Select Committee on Treasury Appendices to the Minutes of Evidence


Letter from the National Audit Office to the Clerk of the Committee

  Thank you for your letter of 9 July addressed to the Comptroller and Auditor General.

  You ask the C&AG for his opinion as to the extent to which it is realistic to expect departmental resource accounts for 2001-02 generally to be published in the Autumn of this year. To put this in context, about 40 per cent of departments last year were unable to render signed accounts to the C&AG for audit by 30 November—the statutory deadline. And the final audit processes then had to be carried out. So a very sharp acceleration is required by many departments if their accounts are to be published by the Treasury's administrative timetable of the end of October or—less specifically—by "Autumn".
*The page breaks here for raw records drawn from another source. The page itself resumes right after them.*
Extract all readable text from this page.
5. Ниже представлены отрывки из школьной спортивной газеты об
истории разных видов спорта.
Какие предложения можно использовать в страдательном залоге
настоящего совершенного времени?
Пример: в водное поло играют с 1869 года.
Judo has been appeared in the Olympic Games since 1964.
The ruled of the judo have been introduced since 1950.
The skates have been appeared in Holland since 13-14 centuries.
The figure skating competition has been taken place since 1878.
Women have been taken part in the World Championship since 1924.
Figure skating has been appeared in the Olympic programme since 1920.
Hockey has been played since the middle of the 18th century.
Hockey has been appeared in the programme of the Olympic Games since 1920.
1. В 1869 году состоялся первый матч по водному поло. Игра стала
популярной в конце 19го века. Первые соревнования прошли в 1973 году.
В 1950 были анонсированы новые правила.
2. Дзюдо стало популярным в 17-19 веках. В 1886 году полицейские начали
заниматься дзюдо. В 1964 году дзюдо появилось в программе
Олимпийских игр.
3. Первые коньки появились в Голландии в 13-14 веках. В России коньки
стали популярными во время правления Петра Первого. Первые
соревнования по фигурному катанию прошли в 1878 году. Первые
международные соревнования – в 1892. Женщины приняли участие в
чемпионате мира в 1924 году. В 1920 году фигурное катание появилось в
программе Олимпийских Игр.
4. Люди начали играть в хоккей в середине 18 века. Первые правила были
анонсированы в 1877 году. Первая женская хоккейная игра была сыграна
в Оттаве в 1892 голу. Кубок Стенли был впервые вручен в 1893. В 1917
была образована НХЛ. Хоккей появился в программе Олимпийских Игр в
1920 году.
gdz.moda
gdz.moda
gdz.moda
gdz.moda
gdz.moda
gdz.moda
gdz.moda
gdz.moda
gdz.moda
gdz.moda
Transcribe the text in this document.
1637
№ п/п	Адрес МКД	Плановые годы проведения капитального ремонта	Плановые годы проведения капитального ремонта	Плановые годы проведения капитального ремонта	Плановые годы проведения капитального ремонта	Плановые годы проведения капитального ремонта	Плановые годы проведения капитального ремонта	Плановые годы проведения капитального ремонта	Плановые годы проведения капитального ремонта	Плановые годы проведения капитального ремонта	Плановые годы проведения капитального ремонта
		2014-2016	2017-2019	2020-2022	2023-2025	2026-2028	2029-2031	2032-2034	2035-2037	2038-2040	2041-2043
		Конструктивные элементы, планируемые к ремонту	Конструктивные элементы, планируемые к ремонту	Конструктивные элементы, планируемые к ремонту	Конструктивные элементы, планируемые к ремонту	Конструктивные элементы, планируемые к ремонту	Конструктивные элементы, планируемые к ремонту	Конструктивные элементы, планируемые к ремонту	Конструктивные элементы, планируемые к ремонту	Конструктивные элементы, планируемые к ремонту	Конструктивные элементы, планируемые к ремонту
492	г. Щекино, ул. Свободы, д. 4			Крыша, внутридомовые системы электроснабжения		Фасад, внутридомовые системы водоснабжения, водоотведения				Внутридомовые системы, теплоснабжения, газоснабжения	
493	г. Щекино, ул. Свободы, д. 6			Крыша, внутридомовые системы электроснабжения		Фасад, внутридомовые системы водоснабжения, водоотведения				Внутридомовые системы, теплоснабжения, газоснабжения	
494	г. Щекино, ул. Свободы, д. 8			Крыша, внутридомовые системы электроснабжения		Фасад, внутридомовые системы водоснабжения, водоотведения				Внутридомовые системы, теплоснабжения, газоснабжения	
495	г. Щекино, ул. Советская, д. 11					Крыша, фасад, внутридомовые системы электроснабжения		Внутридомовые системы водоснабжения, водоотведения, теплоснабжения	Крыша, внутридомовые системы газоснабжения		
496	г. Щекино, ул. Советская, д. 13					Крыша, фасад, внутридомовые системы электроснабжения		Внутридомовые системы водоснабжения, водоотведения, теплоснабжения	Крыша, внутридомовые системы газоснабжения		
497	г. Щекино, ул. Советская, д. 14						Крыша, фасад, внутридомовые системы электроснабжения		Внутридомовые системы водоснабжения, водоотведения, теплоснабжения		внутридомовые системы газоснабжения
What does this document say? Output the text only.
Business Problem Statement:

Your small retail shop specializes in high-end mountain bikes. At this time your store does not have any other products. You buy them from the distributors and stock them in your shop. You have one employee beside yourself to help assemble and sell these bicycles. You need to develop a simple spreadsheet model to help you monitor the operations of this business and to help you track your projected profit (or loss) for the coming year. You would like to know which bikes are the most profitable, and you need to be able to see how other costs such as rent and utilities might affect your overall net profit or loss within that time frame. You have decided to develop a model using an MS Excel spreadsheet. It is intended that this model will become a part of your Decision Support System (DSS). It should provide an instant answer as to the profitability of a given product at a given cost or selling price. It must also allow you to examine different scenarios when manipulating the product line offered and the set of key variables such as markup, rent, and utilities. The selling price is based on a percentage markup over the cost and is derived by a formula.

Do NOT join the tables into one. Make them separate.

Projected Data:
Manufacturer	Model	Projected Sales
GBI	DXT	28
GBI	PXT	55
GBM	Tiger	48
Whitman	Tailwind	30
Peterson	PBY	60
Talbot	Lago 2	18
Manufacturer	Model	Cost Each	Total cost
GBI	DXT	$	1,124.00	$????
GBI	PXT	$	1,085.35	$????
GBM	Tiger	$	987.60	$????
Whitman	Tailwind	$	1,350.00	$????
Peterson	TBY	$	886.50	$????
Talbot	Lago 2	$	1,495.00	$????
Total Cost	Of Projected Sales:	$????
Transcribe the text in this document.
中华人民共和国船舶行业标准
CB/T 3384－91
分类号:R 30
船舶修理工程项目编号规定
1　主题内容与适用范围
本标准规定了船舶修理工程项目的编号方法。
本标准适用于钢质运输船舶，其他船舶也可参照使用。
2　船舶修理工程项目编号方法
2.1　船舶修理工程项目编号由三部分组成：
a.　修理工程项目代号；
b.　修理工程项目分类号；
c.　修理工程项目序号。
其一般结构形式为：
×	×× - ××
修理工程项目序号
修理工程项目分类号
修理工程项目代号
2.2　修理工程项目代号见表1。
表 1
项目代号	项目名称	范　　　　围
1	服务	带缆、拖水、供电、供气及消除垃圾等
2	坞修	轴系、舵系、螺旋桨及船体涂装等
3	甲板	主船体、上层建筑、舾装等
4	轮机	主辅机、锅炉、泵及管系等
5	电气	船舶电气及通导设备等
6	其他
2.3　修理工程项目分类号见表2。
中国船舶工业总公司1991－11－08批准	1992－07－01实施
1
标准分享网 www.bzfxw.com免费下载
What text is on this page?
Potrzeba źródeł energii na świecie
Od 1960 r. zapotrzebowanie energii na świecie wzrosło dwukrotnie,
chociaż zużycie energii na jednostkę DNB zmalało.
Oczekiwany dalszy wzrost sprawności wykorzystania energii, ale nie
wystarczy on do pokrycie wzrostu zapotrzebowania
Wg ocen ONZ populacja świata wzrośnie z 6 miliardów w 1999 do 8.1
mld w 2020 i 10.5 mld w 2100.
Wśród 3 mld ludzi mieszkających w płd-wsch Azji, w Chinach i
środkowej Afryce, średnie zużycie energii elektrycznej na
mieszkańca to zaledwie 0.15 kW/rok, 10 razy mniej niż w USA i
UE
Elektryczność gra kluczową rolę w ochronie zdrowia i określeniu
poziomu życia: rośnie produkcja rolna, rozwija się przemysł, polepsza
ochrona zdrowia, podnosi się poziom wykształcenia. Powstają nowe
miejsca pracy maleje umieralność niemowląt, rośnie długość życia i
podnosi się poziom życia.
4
  The parallel running of resource accounts with appropriation accounts has been cited in the past as one of the reasons for the delays on the part of departments in submitting signed accounts for audit. The cessation of appropriation accounts from 2001-02 should therefore help bring about improvements in timeliness. Realistically, however, such a degree of improvement in the space of a year is unlikely to be achieved by all.

  We would therefore expect to see some improvements this year; and, indeed, some of the signs at present are encouraging. However, it is too early in the processes of account preparation and audit to have a firm view yet of the likely outcome. There are some—mainly larger, more complex departments—for whom even at this stage the prospect of autumn publication seems unlikely or impossible. For a few, the timetable for account preparation and audit is already based on publication later than Autumn. For others, given previous experience, there may be slippage notwithstanding that they have set an Autumn target.

  In sum, it is highly unlikely that all the 2001-02 accounts will be published by this Autumn. We fully expect that there will be some improvement compared with last year (just as there was improvement last year compared with the year before). But we cannot say with any certainty how much that will be.

  You also ask what steps we envisage will need to be taken if this target is to be more widely achieved. Part of the problem is unfamiliarity with resource accounts and with the detailed accounting guidance. This should reduce with time. Part of the problem is that resource accounts are more complex than appropriation accounts and require staff who are far more professionally skilled and knowledgeable.

  So existing staff (not only within the finance function) may need additional training; and there may need to be more staff—and more professionally qualified staff—in the finance function itself. Some departments are still operating systems that remain essentially "cash based", designed for the simple "receipts and payments" approach for appropriation accounts. Such departments have to sped more time after the end of the financial year to translate this into the "accruals based" information for resource accounts, leading to delay. They therefore need to implement true "accruals based" accounting systems. These are needed not only for preparation of the financial statements but for managing their business on a basis that recognises all the resources consumed—and not just cash. And the complex nature of some departments, including those that have many executive agencies or other entities to consolidate into their accounts, requires sophisticated accounting and consolidation systems if all the strands are to be pulled together quickly. These are not always in place. Moreover, such departments are vulnerable to the slowest or weakest link (and in some cases, to third parties). They also need to focus on that.

  Some or all these elements may be present in "slow" departments and will need to be attended to if they are to achieve an Autumn publication date.

  Your enquiry was in the context of a report you propose to make on the new departmental reporting arrangements agreed last year. Perhaps we might say that, notwithstanding the present delays in publishing departmental resource accounts, we continue to feel that in due course such accounts should be accompanied, in the same publication, by a report on performance, such as the model adopted for Executive Agencies' Report and Accounts. This would replace the separate reporting envisaged under the new arrangements.